Philosophy needs to be attentive to scientific discovery, but has the responsibility of looking at “the totality”, an openness to information “no matter what its origin” (p.73). [Pieper does not mention ‘sacred tradition’ or ‘revealed truth’ here but it is inferred when he stresses the need for cooperation between science and theology]

“Only a theology that does not avoid the inevitable and the uncomfortable confrontation with scientific research is able to understand its own theological task” (p.74)

Philosophy and theology are not [merely] “subjects” within a university, both have to do with “the whole of the reality” and should be part of every discipline.  Without their unifying aspects there can be no true “cooperation between the disciplines” (p.75).

Pieper offers what he calls his only “concrete organizational suggestion”, and it is a critical one:  “there should be room within the structure of the university itself for academic debate which spreads across the disciplines and faculty” – on what we might call the Big Questions such as “what is Truth? (p. 77).  He quotes Thomas Aquinas on the “disputatio” being the spirit of the university (p. 77).  He is not calling for a literal return to this scholastic tradition, but an openness to discussion of the diversity of knowledge and “many sided dialog” contributing to the totality of knowledge.

He notes that “over and above his scientific qualifications [an academic] must be in a position to appreciate the relevance of his specific findings to the broader discussion which concerns the totality, and introduce them … into that philosophical conversation” (p. 79).  He sees that this will meet resistance in modern universities, not from students but the faculty.  He relates the apocryphal story of a student who asked a professor for “personal convictions” on a seminar question, and was rebuffed with the answer that this “was not a matter for discussion” as it was part of his “personal faith” (p.80).

Pieper ends with a (perennial) question: how do universities attract [faculty] who are both important scholars and true university teachers (in the sense of openness to the totality of truth).

Note:  this book was comprehensively covered in a faculty retreat led by GEM fellow Dr.

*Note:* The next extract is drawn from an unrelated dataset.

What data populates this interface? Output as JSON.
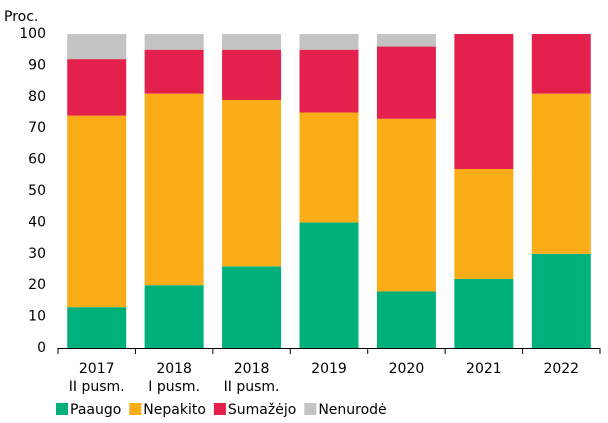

Anthony Haynor on February 7, 2018, see https://www.shu.edu/news/heart-of-the-university-faculty-retreat-series-2017-20.cfm

Questions

How does Pieper’s view of integrating philosophical thought into all disciplines differ from the current concept of “interdisciplinarity”?  Can the two be reconciled?

His views on integrating philosophical thinking with professional training is extremely relevant today, especially for our “professional programs”.  But how can this be done effectively?  How are we doing it?

Two of Pieper’s distinctions between philosophy and science are that science is “practical” and that it does not ask “unanswerable questions” (presumably such as “what is the meaning of life?”).  Is this true, or is this a narrow conception of science, maybe even a false dichotomy?

Pieper’s concluding question: how do universities attract [faculty] who are both important scholars and true university teachers?  It seems we are increasingly emphasizing and rewarding scholarship rather than teaching (especially the “unified” form of teaching).  Is this the wrong direction to take?